— Долго, больше года… Красная армия на польскую границу еще вышла, — меня уж забрали в поляки. Когда Андерс ушел, наши стали формировать свою польскую армию. А поляки-то, где они? Ушли с Андерсом, самая малость осталась. Вот и давай собирать таких, как я, — с фамилиями… Туда всякие шли, — у нас командир батальона был, так вовсе — Криволапов. Оклад двойной, кормежка крепче и от передовой далеко. Части Красной армии продвинутся, а мы за ними.
— Так чего же там не остался?
— Душа не вытерпела… Первое дело — измаялся я без языка. На Волыни пополнение дали — поляки чистокровные. Которые помоложе — по-русски не понимают. Какой из меня командир роты, если я командовать не могу, а все оглядываюсь на переводчика.
— Но ведь вас языку учили.
— Тебе легко сказать — учили! Мне за плохую учебу домашний арест всыпали, с удержанием из зарплаты, — все равно «вшистко-пшистко» в башку не лезет. А главное — молитвы… Еще когда там, в Союзе, были — особенно не принуждали. Пришли в Польшу, тут что ни день молебен. Публично, при всем народе. Вникни в мое положение: вывел я на молебен роту и я же должен солдатам пример показать — шапку долой и на колени! Первое время, конечно, прикроешь лицо ладошками и смеешься, легко относились — ну, маскарад… А потом противно мне от маскарада стало — до тошноты! Или ты веруй, молись, как следует, или — не делай так. Не знаю, что бы со мной вышло далее, только случилось вдруг происшествие, — чуднее не придумать. На молебне как раз и случилось-то. Походный алтарь раскинули, крест воздвигли, и вот — причащать нас должны. Приехал из Люблина старичек высохший, — бискуп ихний. Офицеры — первыми к алтарю. Стоим на коленях, и надо рот открыть — он на язык тебе положит такое белое, оплатка называется. Вот моя очередь, — старичек подошел, у меня уж и язык на поларшина с губы свесился, и — как ветром меня подняло, вскочил я и заорал: «Не можу! Не можу!» Старичок отскочил, чуть вазу серебряную не выронил, — так испугался. И все повскакивали, — какой уж тут молебен. Криволапов, командир батальона, бледный такой, говорит: «Дойдет до начальства, я скрыть не смогу, не миновать тебе, Свидерский, штрафной роты». Чтобы в штрафную — до того не дошло, однако. Выставили из Войска Польского, прислали вот сюда. Ну, я и рад…

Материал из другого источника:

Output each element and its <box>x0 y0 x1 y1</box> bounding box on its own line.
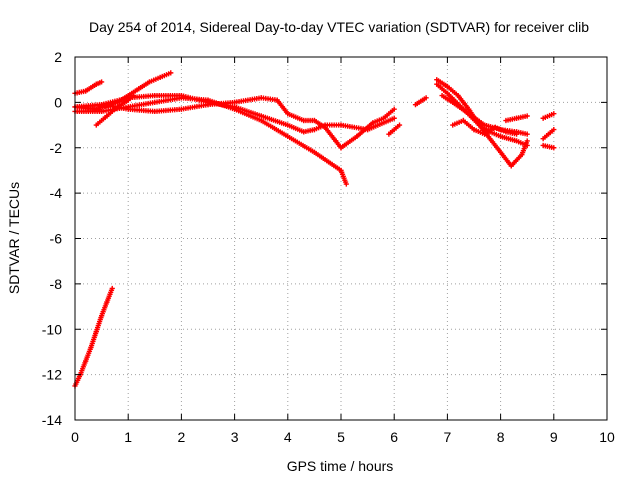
y-tick-label: -14 <box>42 412 62 428</box>
y-tick-label: -6 <box>50 231 63 247</box>
data-point <box>391 115 397 121</box>
data-point <box>109 285 115 292</box>
series-arc-rise-early <box>72 79 105 96</box>
data-point <box>391 106 397 112</box>
x-tick-label: 5 <box>337 429 345 445</box>
plot-frame <box>74 56 608 421</box>
series-arc-short-right-b <box>412 95 429 108</box>
series-arc-late-f <box>540 111 557 121</box>
x-tick-label: 9 <box>550 429 558 445</box>
y-tick-label: -2 <box>50 140 63 156</box>
x-tick-label: 7 <box>444 429 452 445</box>
series-arc-late-d <box>450 117 520 137</box>
series-path <box>435 83 529 147</box>
data-point <box>513 131 520 137</box>
chart-title: Day 254 of 2014, Sidereal Day-to-day VTE… <box>89 19 589 35</box>
x-tick-label: 0 <box>71 429 79 445</box>
data-point <box>343 181 349 187</box>
x-tick-label: 1 <box>124 429 132 445</box>
series-arc-long-flat <box>72 95 397 151</box>
data-point <box>551 127 557 133</box>
data-point <box>168 70 174 76</box>
y-tick-label: -10 <box>42 321 62 337</box>
series-arc-late-e <box>503 113 530 124</box>
y-tick-label: -4 <box>50 185 63 201</box>
x-tick-label: 8 <box>497 429 505 445</box>
y-tick-label: 2 <box>54 49 62 65</box>
y-tick-label: -8 <box>50 276 63 292</box>
x-tick-label: 6 <box>390 429 398 445</box>
x-tick-label: 3 <box>231 429 239 445</box>
y-tick-label: 0 <box>54 94 62 110</box>
y-axis-label: SDTVAR / TECUs <box>6 182 22 294</box>
series-arc-late-h <box>540 142 557 151</box>
series-arc-steep-drop <box>72 285 115 389</box>
data-point <box>524 131 530 137</box>
series-arc-short-right-a <box>386 122 403 137</box>
series-arc-late-g <box>540 127 557 142</box>
x-tick-label: 2 <box>178 429 186 445</box>
data-point <box>551 145 557 151</box>
x-tick-label: 10 <box>599 429 615 445</box>
data-point <box>99 79 105 85</box>
data-point <box>524 138 530 144</box>
y-tick-label: -12 <box>42 367 62 383</box>
series-arc-long-falling <box>72 95 349 187</box>
x-tick-label: 4 <box>284 429 292 445</box>
axes: 0 1 2 3 4 5 6 7 8 9 10 2 0 -2 -4 -6 -8 -10 -12 -14 <box>42 49 615 445</box>
data-point <box>396 122 403 128</box>
plot-data <box>72 70 557 389</box>
data-point <box>524 113 530 119</box>
data-point <box>551 111 557 117</box>
x-axis-label: GPS time / hours <box>287 458 394 474</box>
data-point <box>423 95 429 101</box>
data-point <box>524 142 530 149</box>
series-arc-late-b <box>434 81 530 149</box>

Свидерский затянулся, обжигая губы, и, бросив догоревшую цыгарку, полез на нары:
— Просись, капитан, в польскую армию, — посоветовал он еще раз. — Раз ты знаешь язык, большое положение можешь занять…
Разговор со Свидерскйм взволновал меня. В самом деле, я знал, что в Войско Польское набирают советских офицеров. Для большинства из них, не знавших языка и тяготившихся молебнами, это была не служба — каторга. Последнее время шли туда неохотно, — коммунистов брали в порядке «партийной дисциплины». Офицеров в польской армии не хватало. Может быть, меня могли взять туда?
Чем была и чем стала для меня Польша? Была — ничем: до войны, отгороженные китайской стеной от Европы, мы ничего не знали даже о жизни соседки — Польши. Представлялось, — очень туманно, впрочем, — нечто враждебное, противоположное, антагонистическое. Прежде всего — ближайшее капиталистическое окружение, то, из-за чего мы должны были держать себя «в состоянии мобилизационной готовности».
У интеллигенции к этому примешивались славянофильские реминисценции, какие-то воспоминания о том, что «
Война разломала перегородки между народами, — стало видно далеко во все концы света. Многое мы увидели по-другому. На моей дороге легла Польша, и я увидел, сколь прекрасна и родственна эта страна. Поля, холмы, перелески… — простой и неказистый, однако, полный прелести пейзаж. Деревенские избы — совсем как у нас, в России: белые глинобитные печи, пестрые половички и народ, ласковый, гостеприимный, как нигде в мире. Что в особенности казалось прекрасным — мощные религиозные чувства народа. На протяжении всей моей жизни я видел одно: как в России действовали нигилистические, разрушительные процессы. Польша от них была предохранена, и охранительным оплотом там явилась религия, более крепкая и активная, нежели наша, русская.